Levy is the former host of Rising with "The Reverend" Bob Levy with co-hosts Will Bozarth and John Kensil, on WNJC-AM in Philadelphia.

In 2018, a benefit at the Stress Factory in New Brunswick was organized for Levy after injuries from a 2017 car crash limited his ability to work regularly.

Since November 2020, Levy has hosted the Levyland podcast.

In 2021, Levy started making regular appearances on fellow comedian Kevin Brennan's Misery Loves Company podcast.

In October 2022, Levy, along with Brennan, opened a comedy club called Brennan & Levy's Comedy Loft in Vineland, New Jersey.

Levy is co-host of The BS Show with Shuli Egar. The BS Show is a part of The Shuli Network.
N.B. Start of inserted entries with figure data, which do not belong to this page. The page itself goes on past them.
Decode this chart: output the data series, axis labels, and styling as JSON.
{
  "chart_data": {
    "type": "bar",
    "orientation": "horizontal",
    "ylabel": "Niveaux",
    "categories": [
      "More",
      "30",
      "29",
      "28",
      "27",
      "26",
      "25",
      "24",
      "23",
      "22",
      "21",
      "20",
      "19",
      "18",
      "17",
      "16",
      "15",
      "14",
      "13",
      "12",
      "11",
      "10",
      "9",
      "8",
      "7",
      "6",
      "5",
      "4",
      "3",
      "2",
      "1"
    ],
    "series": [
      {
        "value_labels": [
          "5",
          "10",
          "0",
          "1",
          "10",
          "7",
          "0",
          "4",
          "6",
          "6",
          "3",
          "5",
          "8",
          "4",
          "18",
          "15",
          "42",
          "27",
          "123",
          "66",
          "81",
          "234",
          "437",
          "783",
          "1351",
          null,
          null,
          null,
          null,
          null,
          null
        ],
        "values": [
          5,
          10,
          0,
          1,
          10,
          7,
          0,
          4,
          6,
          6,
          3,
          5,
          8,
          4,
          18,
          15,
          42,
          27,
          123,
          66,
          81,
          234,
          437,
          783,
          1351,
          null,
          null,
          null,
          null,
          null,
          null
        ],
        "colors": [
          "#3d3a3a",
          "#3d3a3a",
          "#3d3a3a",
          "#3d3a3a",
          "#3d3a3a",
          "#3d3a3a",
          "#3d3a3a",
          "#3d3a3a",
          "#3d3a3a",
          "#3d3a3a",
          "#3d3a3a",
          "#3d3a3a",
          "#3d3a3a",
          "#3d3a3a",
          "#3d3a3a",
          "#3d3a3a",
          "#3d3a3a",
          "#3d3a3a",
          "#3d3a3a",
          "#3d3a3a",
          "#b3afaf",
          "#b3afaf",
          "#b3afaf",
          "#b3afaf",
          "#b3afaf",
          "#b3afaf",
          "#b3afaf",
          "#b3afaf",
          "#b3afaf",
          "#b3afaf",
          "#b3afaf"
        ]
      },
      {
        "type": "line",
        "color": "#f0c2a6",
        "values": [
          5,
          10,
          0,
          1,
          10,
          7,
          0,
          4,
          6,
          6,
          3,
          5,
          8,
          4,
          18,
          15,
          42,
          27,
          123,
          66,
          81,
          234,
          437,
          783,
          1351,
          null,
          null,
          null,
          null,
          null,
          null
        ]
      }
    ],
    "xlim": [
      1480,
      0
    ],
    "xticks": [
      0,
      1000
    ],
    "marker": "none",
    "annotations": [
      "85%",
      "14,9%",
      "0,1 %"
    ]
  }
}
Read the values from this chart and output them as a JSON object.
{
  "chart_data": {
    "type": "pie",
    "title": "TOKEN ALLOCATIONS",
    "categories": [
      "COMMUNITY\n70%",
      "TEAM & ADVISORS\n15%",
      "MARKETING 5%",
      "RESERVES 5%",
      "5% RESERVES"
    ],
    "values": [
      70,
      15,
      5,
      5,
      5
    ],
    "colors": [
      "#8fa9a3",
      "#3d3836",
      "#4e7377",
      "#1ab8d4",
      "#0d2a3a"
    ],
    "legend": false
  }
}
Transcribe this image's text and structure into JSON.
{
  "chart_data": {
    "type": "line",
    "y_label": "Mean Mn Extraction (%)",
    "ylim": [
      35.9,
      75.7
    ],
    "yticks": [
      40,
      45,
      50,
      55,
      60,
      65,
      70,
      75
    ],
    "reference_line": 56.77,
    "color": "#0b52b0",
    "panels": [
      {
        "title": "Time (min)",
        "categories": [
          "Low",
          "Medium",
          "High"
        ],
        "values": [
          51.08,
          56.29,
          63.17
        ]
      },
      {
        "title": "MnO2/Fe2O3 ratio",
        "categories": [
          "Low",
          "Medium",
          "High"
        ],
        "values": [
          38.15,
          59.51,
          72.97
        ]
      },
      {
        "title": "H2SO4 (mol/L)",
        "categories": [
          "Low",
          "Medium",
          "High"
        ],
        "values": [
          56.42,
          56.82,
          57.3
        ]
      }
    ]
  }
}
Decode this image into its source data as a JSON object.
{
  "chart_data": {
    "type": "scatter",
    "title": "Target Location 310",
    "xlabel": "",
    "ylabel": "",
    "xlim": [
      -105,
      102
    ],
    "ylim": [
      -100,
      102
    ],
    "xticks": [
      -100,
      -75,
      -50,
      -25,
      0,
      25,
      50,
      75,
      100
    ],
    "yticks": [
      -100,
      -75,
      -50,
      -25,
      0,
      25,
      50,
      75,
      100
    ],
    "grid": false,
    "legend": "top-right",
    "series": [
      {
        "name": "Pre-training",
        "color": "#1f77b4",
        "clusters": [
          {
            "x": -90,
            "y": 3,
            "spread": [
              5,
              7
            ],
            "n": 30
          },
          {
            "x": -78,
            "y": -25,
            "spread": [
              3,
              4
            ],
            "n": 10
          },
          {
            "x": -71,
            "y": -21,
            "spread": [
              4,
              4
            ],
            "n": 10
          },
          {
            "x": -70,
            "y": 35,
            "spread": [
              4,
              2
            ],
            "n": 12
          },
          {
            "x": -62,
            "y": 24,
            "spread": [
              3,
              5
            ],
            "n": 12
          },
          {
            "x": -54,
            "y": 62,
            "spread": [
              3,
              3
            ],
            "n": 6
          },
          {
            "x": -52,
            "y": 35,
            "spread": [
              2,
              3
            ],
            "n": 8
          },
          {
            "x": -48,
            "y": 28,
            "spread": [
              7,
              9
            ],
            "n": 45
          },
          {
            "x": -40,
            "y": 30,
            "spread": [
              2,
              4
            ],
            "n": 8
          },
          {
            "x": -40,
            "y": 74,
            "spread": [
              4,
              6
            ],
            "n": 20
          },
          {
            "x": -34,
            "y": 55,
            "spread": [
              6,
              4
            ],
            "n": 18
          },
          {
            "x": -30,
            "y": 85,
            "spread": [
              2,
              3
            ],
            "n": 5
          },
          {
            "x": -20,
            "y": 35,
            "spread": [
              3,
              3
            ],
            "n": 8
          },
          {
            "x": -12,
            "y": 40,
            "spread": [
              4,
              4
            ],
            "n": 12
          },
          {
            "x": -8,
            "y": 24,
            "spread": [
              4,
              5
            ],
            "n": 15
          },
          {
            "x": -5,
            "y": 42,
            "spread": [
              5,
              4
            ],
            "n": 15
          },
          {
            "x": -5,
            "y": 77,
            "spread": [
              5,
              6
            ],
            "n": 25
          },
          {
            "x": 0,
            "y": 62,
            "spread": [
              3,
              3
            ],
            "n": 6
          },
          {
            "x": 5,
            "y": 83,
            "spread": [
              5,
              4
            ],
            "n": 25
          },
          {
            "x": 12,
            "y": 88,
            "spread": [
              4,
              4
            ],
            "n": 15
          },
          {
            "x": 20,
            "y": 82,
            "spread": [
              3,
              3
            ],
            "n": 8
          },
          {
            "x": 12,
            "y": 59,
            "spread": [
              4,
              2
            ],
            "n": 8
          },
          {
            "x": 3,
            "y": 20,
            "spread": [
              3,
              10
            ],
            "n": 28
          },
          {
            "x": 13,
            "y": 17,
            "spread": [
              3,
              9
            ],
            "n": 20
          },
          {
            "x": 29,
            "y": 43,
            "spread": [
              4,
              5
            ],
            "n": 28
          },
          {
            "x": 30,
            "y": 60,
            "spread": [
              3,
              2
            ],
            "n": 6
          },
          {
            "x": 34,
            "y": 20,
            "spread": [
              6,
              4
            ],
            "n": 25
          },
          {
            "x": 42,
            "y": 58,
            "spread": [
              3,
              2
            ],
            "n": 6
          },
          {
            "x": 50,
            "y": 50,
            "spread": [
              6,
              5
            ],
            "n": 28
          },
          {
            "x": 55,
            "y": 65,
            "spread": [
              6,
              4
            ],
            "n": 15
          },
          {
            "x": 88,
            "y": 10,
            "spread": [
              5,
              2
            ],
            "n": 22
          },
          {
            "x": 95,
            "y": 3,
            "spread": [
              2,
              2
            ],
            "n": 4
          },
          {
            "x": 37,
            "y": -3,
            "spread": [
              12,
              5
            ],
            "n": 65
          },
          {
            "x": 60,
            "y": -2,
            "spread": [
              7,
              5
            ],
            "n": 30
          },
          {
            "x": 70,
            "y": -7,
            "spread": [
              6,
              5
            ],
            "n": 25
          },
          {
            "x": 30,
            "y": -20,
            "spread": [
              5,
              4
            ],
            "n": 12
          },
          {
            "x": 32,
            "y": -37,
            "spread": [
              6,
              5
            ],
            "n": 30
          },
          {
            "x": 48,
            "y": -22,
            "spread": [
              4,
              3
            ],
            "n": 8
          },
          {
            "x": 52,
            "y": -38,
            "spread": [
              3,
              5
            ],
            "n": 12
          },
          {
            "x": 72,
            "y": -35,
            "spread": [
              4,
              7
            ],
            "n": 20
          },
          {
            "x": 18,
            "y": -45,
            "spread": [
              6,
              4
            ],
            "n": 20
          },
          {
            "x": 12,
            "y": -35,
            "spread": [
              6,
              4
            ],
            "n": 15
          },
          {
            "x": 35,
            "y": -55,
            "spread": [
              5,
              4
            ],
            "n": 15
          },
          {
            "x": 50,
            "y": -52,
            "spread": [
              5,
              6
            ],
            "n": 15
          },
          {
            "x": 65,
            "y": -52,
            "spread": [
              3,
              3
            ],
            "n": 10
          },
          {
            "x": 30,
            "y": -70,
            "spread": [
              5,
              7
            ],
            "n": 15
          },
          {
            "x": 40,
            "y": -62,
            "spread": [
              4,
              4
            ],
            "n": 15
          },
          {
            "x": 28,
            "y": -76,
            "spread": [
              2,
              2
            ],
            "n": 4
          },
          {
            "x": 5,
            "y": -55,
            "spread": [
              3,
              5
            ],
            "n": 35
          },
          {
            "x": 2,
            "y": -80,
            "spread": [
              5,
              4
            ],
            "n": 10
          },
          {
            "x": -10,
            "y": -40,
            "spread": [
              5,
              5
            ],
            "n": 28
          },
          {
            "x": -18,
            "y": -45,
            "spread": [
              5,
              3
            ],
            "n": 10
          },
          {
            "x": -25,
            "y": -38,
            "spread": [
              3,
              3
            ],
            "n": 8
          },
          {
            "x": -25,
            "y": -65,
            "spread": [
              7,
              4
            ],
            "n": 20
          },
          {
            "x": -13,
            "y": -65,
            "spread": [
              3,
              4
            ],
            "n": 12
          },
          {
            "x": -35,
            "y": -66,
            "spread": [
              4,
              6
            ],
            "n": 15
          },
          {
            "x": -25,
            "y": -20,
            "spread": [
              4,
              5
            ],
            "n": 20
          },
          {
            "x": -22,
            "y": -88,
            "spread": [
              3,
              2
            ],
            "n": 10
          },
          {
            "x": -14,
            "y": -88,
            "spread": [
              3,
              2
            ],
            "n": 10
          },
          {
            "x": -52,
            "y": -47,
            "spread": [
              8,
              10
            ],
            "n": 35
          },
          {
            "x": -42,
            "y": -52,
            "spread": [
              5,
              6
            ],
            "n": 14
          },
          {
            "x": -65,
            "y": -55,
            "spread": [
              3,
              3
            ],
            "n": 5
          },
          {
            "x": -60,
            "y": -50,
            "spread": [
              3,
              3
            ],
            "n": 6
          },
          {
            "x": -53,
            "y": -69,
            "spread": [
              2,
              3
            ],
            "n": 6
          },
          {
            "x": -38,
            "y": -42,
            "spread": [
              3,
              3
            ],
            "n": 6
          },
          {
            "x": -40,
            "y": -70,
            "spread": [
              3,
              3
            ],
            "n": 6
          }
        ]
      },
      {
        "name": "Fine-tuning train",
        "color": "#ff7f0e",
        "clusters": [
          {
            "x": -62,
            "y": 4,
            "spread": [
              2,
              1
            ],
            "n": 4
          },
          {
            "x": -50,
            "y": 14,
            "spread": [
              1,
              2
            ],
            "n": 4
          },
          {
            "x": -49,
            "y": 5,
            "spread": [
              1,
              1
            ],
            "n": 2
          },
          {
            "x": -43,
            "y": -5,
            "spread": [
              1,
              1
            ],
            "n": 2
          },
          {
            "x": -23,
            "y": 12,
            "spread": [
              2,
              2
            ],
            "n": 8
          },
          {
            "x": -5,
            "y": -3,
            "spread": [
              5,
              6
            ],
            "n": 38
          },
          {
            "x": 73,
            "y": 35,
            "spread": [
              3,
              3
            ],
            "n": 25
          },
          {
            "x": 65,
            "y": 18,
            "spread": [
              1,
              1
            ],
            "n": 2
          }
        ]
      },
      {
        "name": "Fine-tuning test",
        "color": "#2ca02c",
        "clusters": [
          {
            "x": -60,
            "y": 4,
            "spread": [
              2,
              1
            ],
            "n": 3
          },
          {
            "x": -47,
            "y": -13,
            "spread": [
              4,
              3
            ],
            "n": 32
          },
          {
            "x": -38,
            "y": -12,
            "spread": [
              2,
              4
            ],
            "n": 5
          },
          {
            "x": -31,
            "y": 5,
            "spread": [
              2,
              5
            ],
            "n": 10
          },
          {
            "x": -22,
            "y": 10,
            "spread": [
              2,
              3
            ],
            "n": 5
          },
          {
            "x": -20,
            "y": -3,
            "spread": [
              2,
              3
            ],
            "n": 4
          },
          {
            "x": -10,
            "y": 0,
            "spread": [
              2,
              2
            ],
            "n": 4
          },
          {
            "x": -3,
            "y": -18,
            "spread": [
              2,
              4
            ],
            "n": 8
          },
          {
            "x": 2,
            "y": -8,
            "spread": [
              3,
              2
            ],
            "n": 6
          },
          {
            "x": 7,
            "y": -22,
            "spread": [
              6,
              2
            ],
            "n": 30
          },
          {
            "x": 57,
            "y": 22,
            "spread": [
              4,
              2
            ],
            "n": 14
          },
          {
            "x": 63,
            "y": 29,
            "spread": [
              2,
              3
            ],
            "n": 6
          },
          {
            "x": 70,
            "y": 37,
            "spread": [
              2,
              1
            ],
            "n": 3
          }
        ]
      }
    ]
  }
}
The Shuli Network currently provides original content, streamed to multiple video hosting platforms, including YouTube, Patreon and free-speech hosting platforms Rumble and X/Twitter.

Levy has also hosted Out of the Coffin, a recurring livestream and podcast distributed through Levyverse and related video platforms.

Over the course of the 2020s, Levy has made sporadic appearances on the internet livestream show Perry Caravello Live, hosted by actor, alleged snowboarder, and comedian Perry Caravello, the star of the Comedy Central prank movie Windy City Heat.

==Personal life==
In 2007, LAist described Levy as living in the basement of his ex-wife's house. In February 2008, he appeared on The Howard Stern Show with his then-fiancée, Christine, in the program's "Nearly Wed" game, and an April 2008 Houston Press interview referred to her as a fan of the show.

Levy is married to Gina Levy since 2018 and resides in New Jersey.